Depuis 2010, les mesures d’austérité des conservateurs ont réduit le financement du national Health Services (NHS), le service de santé public Britannique, à un niveau record. Pour avoir eu recours au NHS quelques fois, je peux dire que les effets de l’austérité ont eu un lourd impact sur la qualité du service, qui était devenu presque comparable à celle des hôpitaux Algériens.

Prendre un rendez-vous pour une consultation chez un médecin est un processus qui peut prendre des semaines, voire des mois. NHS n’est évidemment pas un cas isolé, les dépenses sociales et les budgets pour les services publics ont tous subi des coupures conséquentes. Les plus démunis ont donc supporté le poids de l’austérité, et pour beaucoup d’entre eux, il n’y avait plus grand-chose à perdre au moment du referendum.

Les mises en garde des experts en économie sur les risques d’un Brexit sur les Royaume-Uni et la chute prédictible de la livre sterling, ont eu très peu d’échos sur les communautés qui se sentaient déjà exclues de ladite reprise de la croissance dans leur pays et le reste de l’UE.

« Go back to your country »

C’est sur ce sentiment d’aliénation des couches défavorisées que l’extrême droite, principalement représente par le parti UKIP a capitalisé ses efforts en faisant des migrants son bouc émissaire. Que ce soit les Syriens fuyant la tragédie de leurs pays ou des Polonais cherchant du travail, il est facile de galvaniser la haine contre « l’autre » quand les gens ont peur pour leur subsistance.

Ainsi, vers la fin de la campagne, les expressions racistes et xénophobes étaient devenues monnaie courante. Cette montée du racisme n’est, en vérité, pas nouvelle. Elle n’a fait qu’augmenter, au Royaume- Uni et ailleurs en Europe, depuis le début de la crise financière et des plans d’austérité qui ont suivi.

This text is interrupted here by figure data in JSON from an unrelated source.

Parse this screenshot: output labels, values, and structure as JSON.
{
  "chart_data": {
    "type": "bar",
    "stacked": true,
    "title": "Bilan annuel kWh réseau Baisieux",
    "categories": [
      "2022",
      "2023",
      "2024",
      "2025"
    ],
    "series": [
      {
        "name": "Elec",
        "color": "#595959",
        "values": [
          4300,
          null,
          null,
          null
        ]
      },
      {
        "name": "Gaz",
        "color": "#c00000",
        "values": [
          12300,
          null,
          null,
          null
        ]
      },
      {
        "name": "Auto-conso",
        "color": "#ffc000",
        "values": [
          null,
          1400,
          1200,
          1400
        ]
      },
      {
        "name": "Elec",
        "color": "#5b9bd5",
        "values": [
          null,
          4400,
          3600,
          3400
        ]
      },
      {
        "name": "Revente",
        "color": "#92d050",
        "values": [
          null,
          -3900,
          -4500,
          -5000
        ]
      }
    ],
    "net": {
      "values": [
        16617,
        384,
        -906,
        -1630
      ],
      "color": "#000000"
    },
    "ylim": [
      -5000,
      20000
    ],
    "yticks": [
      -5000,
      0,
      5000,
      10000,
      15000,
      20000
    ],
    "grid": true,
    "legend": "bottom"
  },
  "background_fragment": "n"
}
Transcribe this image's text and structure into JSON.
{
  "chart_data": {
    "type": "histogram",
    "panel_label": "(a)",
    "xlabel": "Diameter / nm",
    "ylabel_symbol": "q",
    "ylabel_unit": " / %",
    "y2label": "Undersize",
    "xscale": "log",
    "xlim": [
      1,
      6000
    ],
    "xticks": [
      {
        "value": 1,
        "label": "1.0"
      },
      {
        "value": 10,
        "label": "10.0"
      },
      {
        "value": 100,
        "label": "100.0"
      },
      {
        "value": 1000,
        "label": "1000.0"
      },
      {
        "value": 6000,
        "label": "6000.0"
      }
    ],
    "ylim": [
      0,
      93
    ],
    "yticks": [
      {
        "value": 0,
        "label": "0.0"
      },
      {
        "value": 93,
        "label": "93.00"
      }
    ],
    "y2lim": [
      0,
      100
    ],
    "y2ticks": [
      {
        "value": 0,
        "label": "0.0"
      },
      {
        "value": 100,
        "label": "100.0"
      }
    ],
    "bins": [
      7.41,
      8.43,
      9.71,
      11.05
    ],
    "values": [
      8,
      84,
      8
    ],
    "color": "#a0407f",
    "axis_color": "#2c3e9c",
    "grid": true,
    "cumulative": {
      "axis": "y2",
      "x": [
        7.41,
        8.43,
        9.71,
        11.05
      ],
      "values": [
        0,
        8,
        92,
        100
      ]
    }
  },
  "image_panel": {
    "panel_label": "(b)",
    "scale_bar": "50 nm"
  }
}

Je n’oublierai jamais ce soir en hiver 2013, où ma colocataire pakistanaise, Sara était revenue à la maison en larmes après s’être faite lynchée dans un arrêt de bus par une femme qui lui criait ‘GO BACK TO YOUR COUNTRY’ (repars dans ton pays). Cette lâche agression n’était pas un cas isolé, mais une illustration scénique du tournant qu’une partie importante de la population britannique prenait.

La stratégie de l’extrême droite qui présente l’immigration comme la source principale des maux du peuple est tellement plus commode que de lancer un débat sincère sur les problèmes derrière les politiques d’austérité appliquées et le problème plus fondamental du système économique actuel qui porte la crise, l’inégalité et l’injustice dans son ADN.

Le résultat du vote du 23 Juin 2016 est l’expression de millions de Britanniques de leur mécontentement profond. Le discours de l’élite économique, qui juge que leurs compatriotes ont « mal voté », les traitants de xénophobes sans éducation, est inutile. Il aurait fallu être plus engagé contre les plans d’austérité consécutifs qui ont fini par mener des millions de Britanniques dans le repli, le nationalisme et la peur de l’autre.

Paradoxalement, c’est ceux à qui on a fait croire que le Brexit était la solution à leurs problèmes qui vont souffrir le plus des conséquences de ce vote (reflux de l’investissement, moins de postes d’emplois offerts, augmentation des prix dû à la chute de la livre sterling…).

D’autres voies pour dire non

Tout n’est cependant pas perdu. Ce qui vient de l’Europe continentale n’est pas que « menace » pour les Britanniques. Les déçus des fausses promesses de la mondialisation capitaliste au Royaume-Uni gagneraient à s’intéresser à l’évolution novatrice de Podemos en Espagne qui se bat pour une justice sociale et une démocratisation réelle de leur système de gouvernance.

L’ironie de l’histoire en tout cas, comme il a été justement noté sur les réseaux sociaux, c’est que ce 23 Juin 2016, le Royaume-Uni, qui a colonisé la moitié du monde à un moment, a peut être voté pour sa perte parce qu’il avait l’illusion d’être colonisé à son tour.